Now, a new study shows that there’s also a difference between immigrant Latinos and U.S. born Latinos in how they cope with poverty.

A report released in January from the National Research Center on Hispanic Children and Families (NRCHCF) shows that living in poverty among white, black and U.S.-born Latinos are roughly the same. However, low-income immigrant Latino children have a much better home situation.

Among low-income Hispanic children with at least one foreign-born parent, 36 percent live in married, two-parent households; about half live under the same roof as their father; and over 80 percent live in a household with an employed adult.

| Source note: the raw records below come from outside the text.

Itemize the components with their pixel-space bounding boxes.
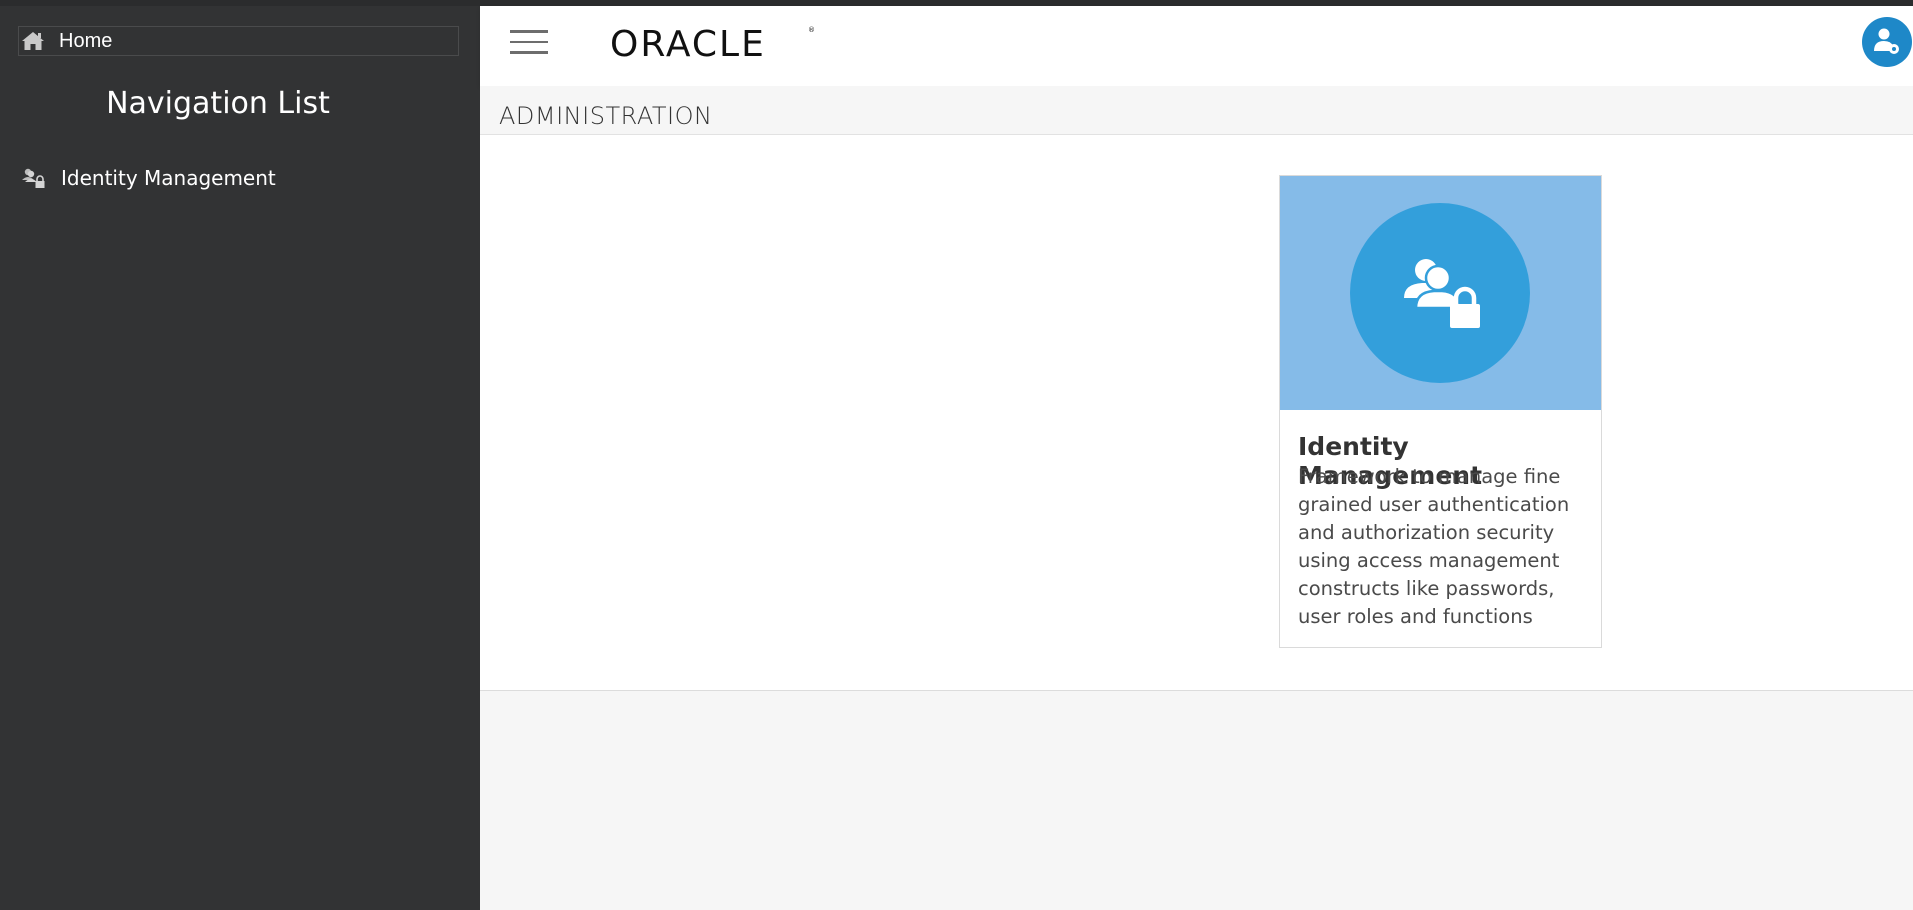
card-banner: [1280, 176, 1601, 410]
home-link[interactable]: Home: [18, 26, 459, 56]
app-header: ORACLE ®: [480, 6, 1913, 86]
home-icon: [21, 30, 45, 52]
oracle-logo: ORACLE ®: [610, 22, 820, 65]
card-icon-circle: [1350, 203, 1530, 383]
users-lock-icon: [1390, 246, 1490, 341]
sidebar-item-label: Identity Management: [61, 166, 276, 190]
identity-lock-icon: [20, 165, 48, 191]
card-description: Framework to manage fine grained user au…: [1298, 465, 1570, 628]
sidebar: Home Navigation List Identity Management: [0, 6, 480, 910]
identity-management-card[interactable]: Identity Management Framework to manage …: [1279, 175, 1602, 648]
sidebar-item-identity-management[interactable]: Identity Management: [20, 160, 460, 196]
page-title-bar: ADMINISTRATION: [480, 86, 1913, 135]
hamburger-menu-icon[interactable]: [510, 30, 548, 60]
navigation-title: Navigation List: [106, 86, 330, 121]
page-title: ADMINISTRATION: [499, 102, 713, 130]
svg-text:®: ®: [808, 26, 815, 34]
home-label: Home: [59, 29, 113, 52]
main-content: Identity Management Framework to manage …: [480, 135, 1913, 691]
svg-text:ORACLE: ORACLE: [610, 24, 766, 62]
user-settings-icon[interactable]: [1862, 17, 1912, 67]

When it comes to housing, more immigrant children are found to be living in “crowded” housing meaning that there are three or more people sharing a bedroom. Rather than see this as a negative, researchers are divided on the longterm consequences since these extra people widen the support network of the household.

But probably the most startling find of the research is that among those Latino families living in poverty, it’s the families with at least one foreign-born parent whose poverty experience isn’t as bad as native-born Latinos.

Could it be because immigrant Latinos still carry with them a strong work ethic, the desire to save their money – no matter how little they make – to buy their piece of the American Dream, a deep religious faith, which opens the door for them to a strong support network outside their family?

Researchers want to find the answer. They’re worried that if the trend continues with native-born Latinos falling into a poverty cycle that mirrors whites and African Americans, it could be bad news for future generations of Latinos, as well as the country.